During the COVID-19 pandemic, physicians seeing patients with these neurologic manifestations should consider COVID-19 as a differential diagnosis to prevent diagnostic delays and further transmission of disease.
Cranial nerve involvement could potentially be associated with COVID-19.
Oy-sters
When a patient presents with isolated facial nerve palsy, a careful neurologic examination is required to rule out concomitant cranial nerve involvement (such as trigeminal nerve or vestibulocochlear nerve palsies) that would suggest alternative localization sites.
Facial nerve palsy is commonly due to, or associated with, a viral infection and should not be assumed to be idiopathic.
Investigations such as CSF analysis and MRI can be helpful in evaluating for CNS infection, inflammation, and other secondary causes.
In early March 2020, a previously healthy 27-year-old man was admitted directly to the isolation ward of a tertiary health care center in Singapore with symptoms of myalgia, cough, and fever for 4 days. His symptoms started the day after he returned from Spain. He also complained of a new left-sided throbbing headache with no associated photophobia or neck stiffness. On examination, he had mild bilateral conjunctival injection and respiratory examination was unremarkable. He did not have any focal neurologic deficits. Chest radiography did not show any infiltrates and a nasopharyngeal swab returned positive for severe acute respiratory syndrome coronavirus 2 (SARS-CoV-2) on real-time reverse transcription PCR (RT-PCR) assay.

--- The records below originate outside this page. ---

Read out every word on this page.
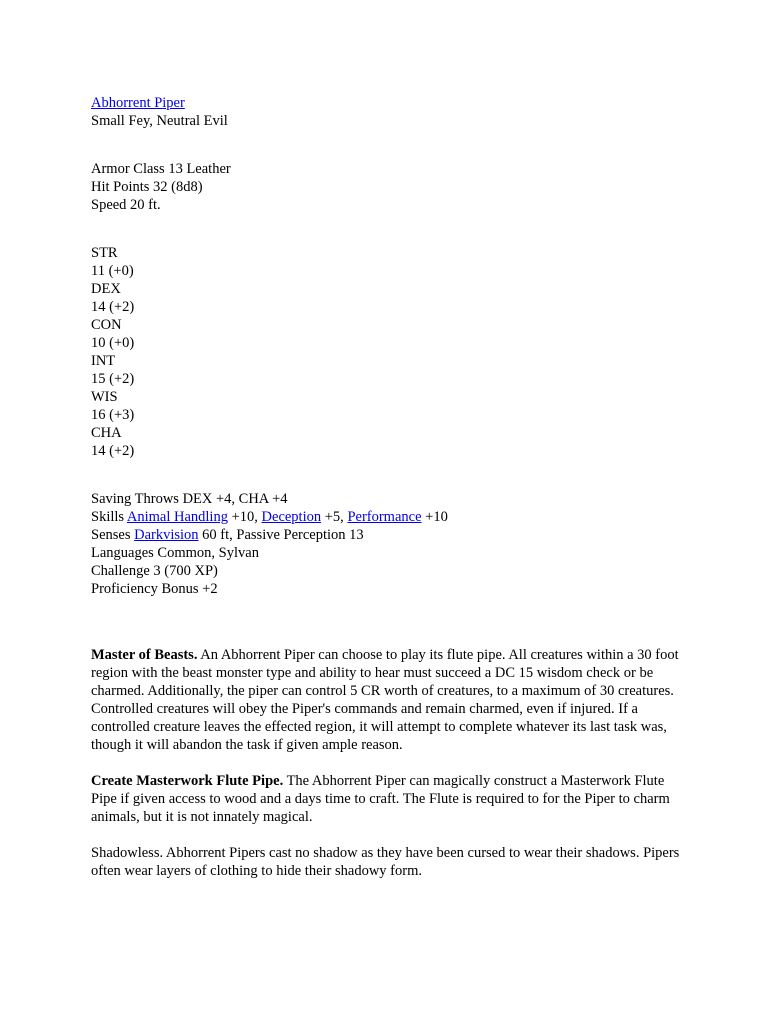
Abhorrent Piper
Small Fey, Neutral Evil
Armor Class 13 Leather
Hit Points 32 (8d8)
Speed 20 ft.
STR
11 (+0)
DEX
14 (+2)
CON
10 (+0)
INT
15 (+2)
WIS
16 (+3)
CHA
14 (+2)
Saving Throws DEX +4, CHA +4
Skills Animal Handling +10, Deception +5, Performance +10
Senses Darkvision 60 ft, Passive Perception 13
Languages Common, Sylvan
Challenge 3 (700 XP)
Proficiency Bonus +2

Master of Beasts. An Abhorrent Piper can choose to play its flute pipe. All creatures within a 30 foot region with the beast monster type and ability to hear must succeed a DC 15 wisdom check or be charmed. Additionally, the piper can control 5 CR worth of creatures, to a maximum of 30 creatures. Controlled creatures will obey the Piper's commands and remain charmed, even if injured. If a controlled creature leaves the effected region, it will attempt to complete whatever its last task was, though it will abandon the task if given ample reason.

Create Masterwork Flute Pipe. The Abhorrent Piper can magically construct a Masterwork Flute Pipe if given access to wood and a days time to craft. The Flute is required to for the Piper to charm animals, but it is not innately magical.

Shadowless. Abhorrent Pipers cast no shadow as they have been cursed to wear their shadows. Pipers often wear layers of clothing to hide their shadowy form.
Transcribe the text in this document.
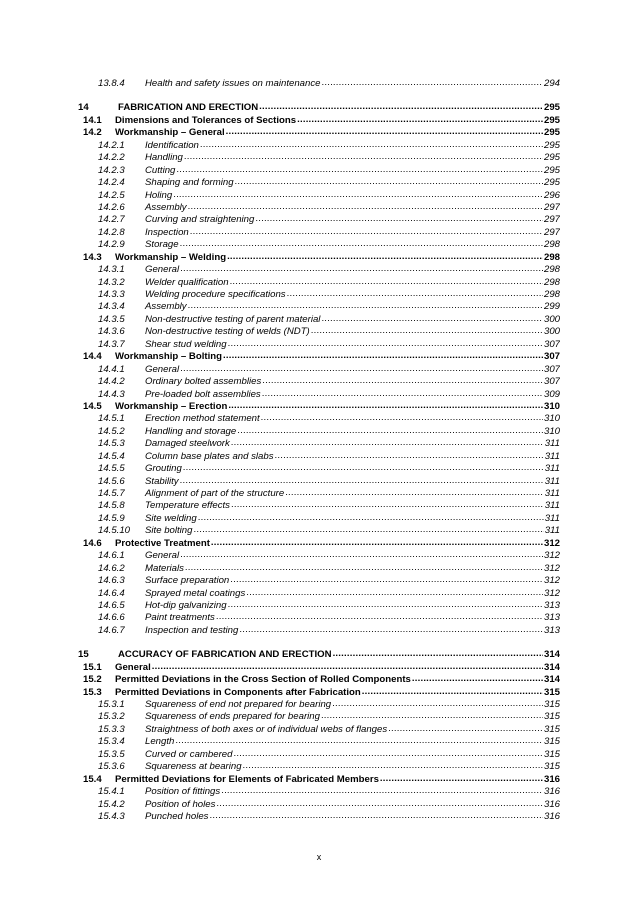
13.8.4	Health and safety issues on maintenance .....	294
14	FABRICATION AND ERECTION .....	295
14.1	Dimensions and Tolerances of Sections .....	295
14.2	Workmanship – General .....	295
14.2.1	Identification .....	295
14.2.2	Handling .....	295
14.2.3	Cutting .....	295
14.2.4	Shaping and forming .....	295
14.2.5	Holing .....	296
14.2.6	Assembly .....	297
14.2.7	Curving and straightening .....	297
14.2.8	Inspection .....	297
14.2.9	Storage .....	298
14.3	Workmanship – Welding .....	298
14.3.1	General .....	298
14.3.2	Welder qualification .....	298
14.3.3	Welding procedure specifications .....	298
14.3.4	Assembly .....	299
14.3.5	Non-destructive testing of parent material .....	300
14.3.6	Non-destructive testing of welds (NDT) .....	300
14.3.7	Shear stud welding .....	307
14.4	Workmanship – Bolting .....	307
14.4.1	General .....	307
14.4.2	Ordinary bolted assemblies .....	307
14.4.3	Pre-loaded bolt assemblies .....	309
14.5	Workmanship – Erection .....	310
14.5.1	Erection method statement .....	310
14.5.2	Handling and storage .....	310
14.5.3	Damaged steelwork .....	311
14.5.4	Column base plates and slabs .....	311
14.5.5	Grouting .....	311
14.5.6	Stability .....	311
14.5.7	Alignment of part of the structure .....	311
14.5.8	Temperature effects .....	311
14.5.9	Site welding .....	311
14.5.10	Site bolting .....	311
14.6	Protective Treatment .....	312
14.6.1	General .....	312
14.6.2	Materials .....	312
14.6.3	Surface preparation .....	312
14.6.4	Sprayed metal coatings .....	312
14.6.5	Hot-dip galvanizing .....	313
14.6.6	Paint treatments .....	313
14.6.7	Inspection and testing .....	313
15	ACCURACY OF FABRICATION AND ERECTION .....	314
15.1	General .....	314
15.2	Permitted Deviations in the Cross Section of Rolled Components .....	314
15.3	Permitted Deviations in Components after Fabrication .....	315
15.3.1	Squareness of end not prepared for bearing .....	315
15.3.2	Squareness of ends prepared for bearing .....	315
15.3.3	Straightness of both axes or of individual webs of flanges .....	315
15.3.4	Length .....	315
15.3.5	Curved or cambered .....	315
15.3.6	Squareness at bearing .....	315
15.4	Permitted Deviations for Elements of Fabricated Members .....	316
15.4.1	Position of fittings .....	316
15.4.2	Position of holes .....	316
15.4.3	Punched holes .....	316
x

On the third day of hospitalization (day 6 of illness), the patient developed left facial weakness, which was preceded by left retro-auricular pain and dysgeusia. Neurologic examination revealed involvement of the left frontalis, orbicularis oculi, buccinator, and orbicularis oris, consistent with a left lower motor neuron type facial nerve palsy. Corneal reflex was present, and there was no hyperacusis. The rest of the neurologic examination was unremarkable and his reflexes were normal. Kernig and Brudzinski signs were negative. There were no associated vesicles in the outer ear nor was there any parotid swelling. HIV screen was negative. CSF analysis did not show any pleocytosis, and glucose and protein levels were normal. CSF PCR for herpes simplex virus (HSV), varicella-zoster virus (VZV), Epstein-Barr virus, and cytomegalovirus and RT-PCR for SARS-CoV-2 were negative. MRI of the brain showed enhancement of the left facial nerve (figure, A). He was started on prednisone and valacyclovir for treatment of Bell palsy. Lopinavir/ritonavir was also initiated with the intention of reducing SARS-CoV-2 viral replication. His SARS-CoV-2 viral load was high during the early phase of illness (4–7 days from symptom onset) and decreased rapidly following the administration of lopinavir/ritonavir, becoming undetectable by the end of the second week (figure, B). No significant virologic rebound was observed. On review 1 week later, there was no significant change in the degree of his facial weakness, but his headache and retroauricular pain improved.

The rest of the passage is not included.